Siegel’s decades-long journey in the promo industry began in emblematic jewelry and segued into promotional products and custom manufacturing, accomplishing many firsts along the way. His company was one of the first to work with suppliers in Japan, before China became a player, where he produced custom-shaped radios depicting NFL football helmets, top-shelf liquor bottles, Brut cologne bottles and Pepsi vending machines.

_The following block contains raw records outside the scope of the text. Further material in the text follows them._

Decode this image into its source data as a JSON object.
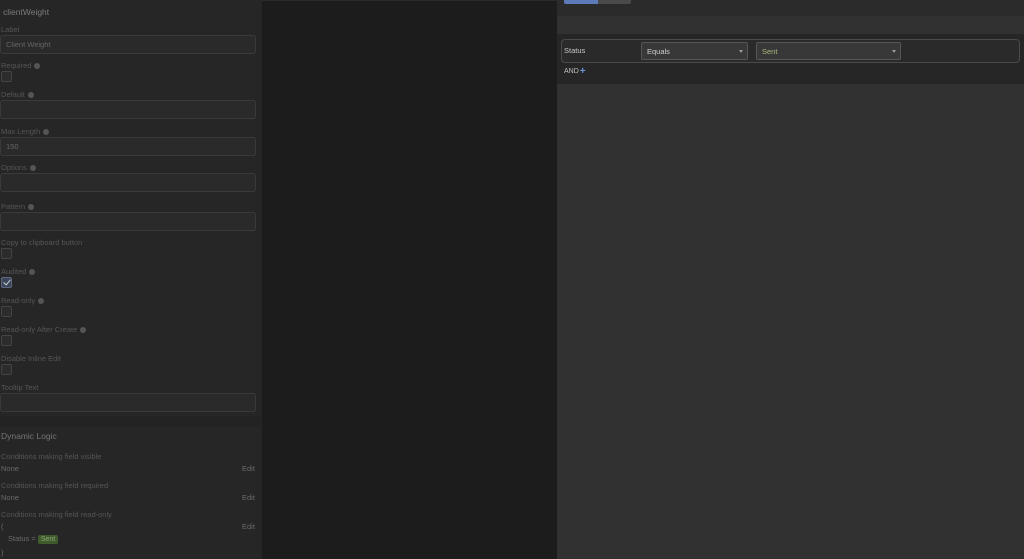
{
  "field": {
    "name": "clientWeight",
    "label_caption": "Label",
    "label_value": "Client Weight",
    "required_caption": "Required",
    "default_caption": "Default",
    "default_value": "",
    "maxlength_caption": "Max Length",
    "maxlength_value": "150",
    "options_caption": "Options",
    "pattern_caption": "Pattern",
    "copy_caption": "Copy to clipboard button",
    "audited_caption": "Audited",
    "readonly_caption": "Read-only",
    "readonly_after_caption": "Read-only After Create",
    "disable_inline_caption": "Disable Inline Edit",
    "tooltip_caption": "Tooltip Text",
    "audited_checked": true
  },
  "dynamic": {
    "title": "Dynamic Logic",
    "visible_caption": "Conditions making field visible",
    "visible_value": "None",
    "required_caption": "Conditions making field required",
    "required_value": "None",
    "readonly_caption": "Conditions making field read-only",
    "readonly_open": "(",
    "readonly_expr_field": "Status",
    "readonly_expr_op": "=",
    "readonly_expr_value": "Sent",
    "readonly_close": ")",
    "edit_label": "Edit"
  },
  "condition": {
    "field": "Status",
    "operator": "Equals",
    "value": "Sent",
    "and_label": "AND"
  },
  "colors": {
    "accent": "#5b7cb8",
    "badge_bg": "#3f5a2d",
    "value_text": "#a7b87a"
  }
}
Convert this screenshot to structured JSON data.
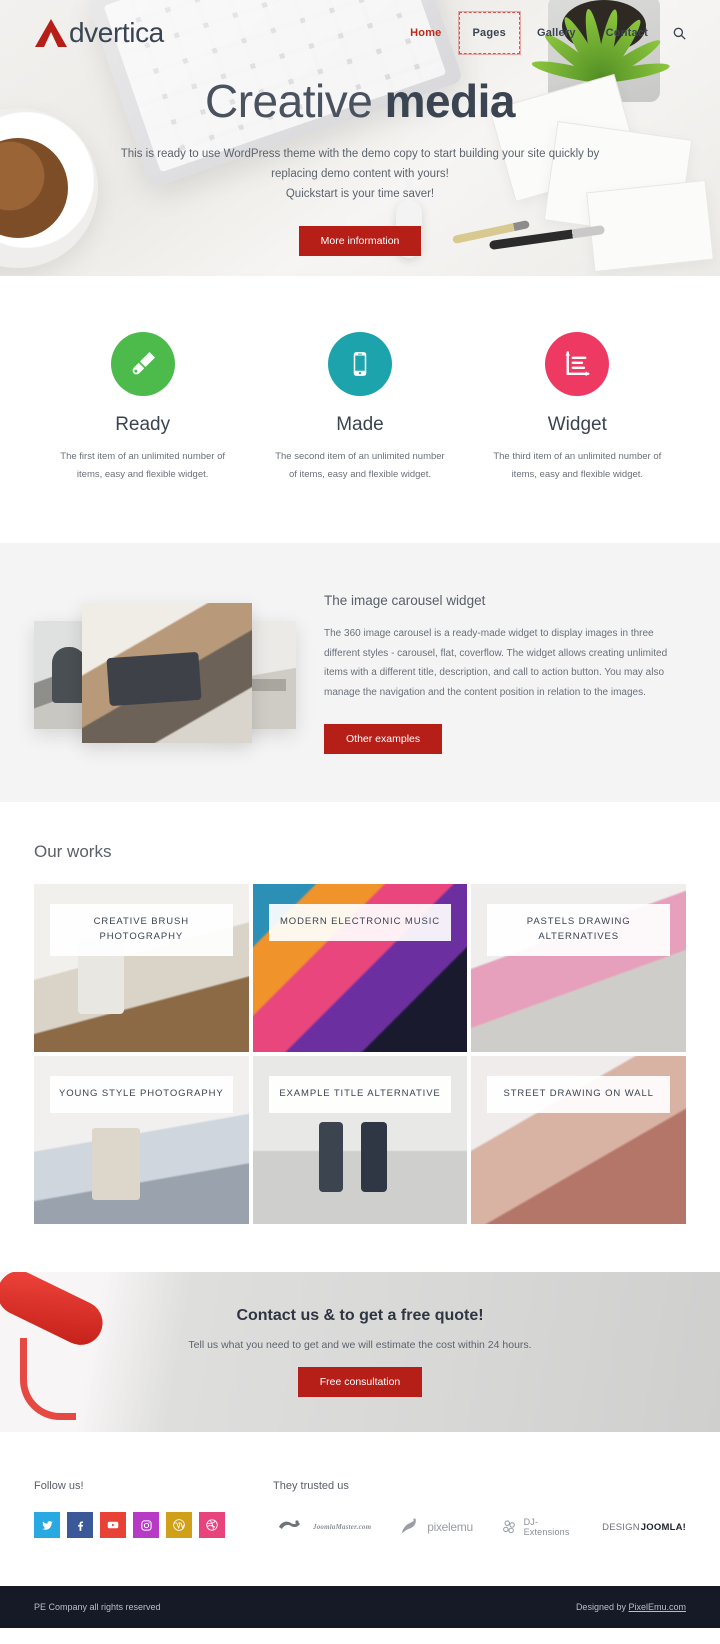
{
  "site": {
    "logo_text": "dvertica",
    "logo_initial": "A"
  },
  "nav": {
    "items": [
      {
        "label": "Home",
        "state": "active"
      },
      {
        "label": "Pages",
        "state": "focused"
      },
      {
        "label": "Gallery",
        "state": "normal"
      },
      {
        "label": "Contact",
        "state": "normal"
      }
    ],
    "search_icon": "search-icon"
  },
  "hero": {
    "title_light": "Creative",
    "title_bold": "media",
    "subtitle_line1": "This is ready to use WordPress theme with the demo copy to start building your site quickly by replacing",
    "subtitle_line2": "demo content with yours!",
    "subtitle_line3": "Quickstart is your time saver!",
    "button_label": "More information"
  },
  "features": [
    {
      "icon": "paint-brush-icon",
      "color": "#4cbb4c",
      "title": "Ready",
      "text": "The first item of an unlimited number of items, easy and flexible widget."
    },
    {
      "icon": "mobile-phone-icon",
      "color": "#1ca3ac",
      "title": "Made",
      "text": "The second item of an unlimited number of items, easy and flexible widget."
    },
    {
      "icon": "bar-chart-icon",
      "color": "#ee3a63",
      "title": "Widget",
      "text": "The third item of an unlimited number of items, easy and flexible widget."
    }
  ],
  "carousel": {
    "heading": "The image carousel widget",
    "text": "The 360 image carousel is a ready-made widget to display images in three different styles - carousel, flat, coverflow. The widget allows creating unlimited items with a different title, description, and call to action button. You may also manage the navigation and the content position in relation to the images.",
    "button_label": "Other examples"
  },
  "works": {
    "heading": "Our works",
    "items": [
      {
        "title": "CREATIVE BRUSH PHOTOGRAPHY"
      },
      {
        "title": "MODERN ELECTRONIC MUSIC"
      },
      {
        "title": "PASTELS DRAWING ALTERNATIVES"
      },
      {
        "title": "YOUNG STYLE PHOTOGRAPHY"
      },
      {
        "title": "EXAMPLE TITLE ALTERNATIVE"
      },
      {
        "title": "STREET DRAWING ON WALL"
      }
    ]
  },
  "cta": {
    "heading": "Contact us & to get a free quote!",
    "text": "Tell us what you need to get and we will estimate the cost within 24 hours.",
    "button_label": "Free consultation"
  },
  "footer": {
    "follow_heading": "Follow us!",
    "socials": [
      {
        "name": "twitter-icon",
        "color": "#29a9e1"
      },
      {
        "name": "facebook-icon",
        "color": "#3b5998"
      },
      {
        "name": "youtube-icon",
        "color": "#e84136"
      },
      {
        "name": "instagram-icon",
        "color": "#b63ac6"
      },
      {
        "name": "wordpress-icon",
        "color": "#cfa018"
      },
      {
        "name": "dribbble-icon",
        "color": "#e8437c"
      }
    ],
    "trusted_heading": "They trusted us",
    "brands": [
      {
        "name": "JoomlaMaster.com",
        "style": "script"
      },
      {
        "name": "pixelemu",
        "style": "emu"
      },
      {
        "name": "DJ-Extensions",
        "style": "plain"
      },
      {
        "name_light": "DESIGN",
        "name_bold": "JOOMLA!",
        "style": "split"
      }
    ]
  },
  "bottom": {
    "copyright": "PE Company all rights reserved",
    "designed_prefix": "Designed by ",
    "designed_link": "PixelEmu.com"
  },
  "colors": {
    "accent_red": "#b51f18",
    "nav_active": "#c3271b",
    "dark": "#151a26"
  }
}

The liquor industry soon became Siegel’s niche and some of his most prominent work included ceramic figurines, metal signs, Lucite bottle embedments and the ubiquitous metal restaurant table crumber. He was also responsible for creating and producing the trophy for the Clio Award, the highest honor for TV commercials. His design is still awarded today. Siegel was also one of the first to start the concept of company store catalogs and he produced them for mega brands including Pepsi and Met Life. His creativity, along with his out-of-the-box thinking, earned him prominent coverage in a 1974 issue of Counselor magazine.

Although Siegel officially retired around age 75, he never stopped working in the business or sharing his advice. “Up until his death my dad would go on his iPad and connect to my business email every evening. Then, he would call me to discuss the day’s activities. My dad would give his opinion but mostly listen proudly to what we were accomplishing,” Steve remembers fondly.

Today, the company continues to thrive on the foundation Siegel built with a focus on serving clients in the beverage industry.

Although Siegel cherished his business, his family came first. He and his late wife, Joyce, who worked for many years in customer service at Industrial Contacts, were married for 65 years. They enjoyed traveling and spending time with their four grandchildren. Siegel was also an avid tennis player and golfer for many years.

“Nothing brought him more joy than spending time with family and watching the successes and achievements of his kids and grandchildren,” says Steve. “He will be missed, not only by his family and friends, but by anyone who had the pleasure to meet him.”


James Khattak is news editor of PPB.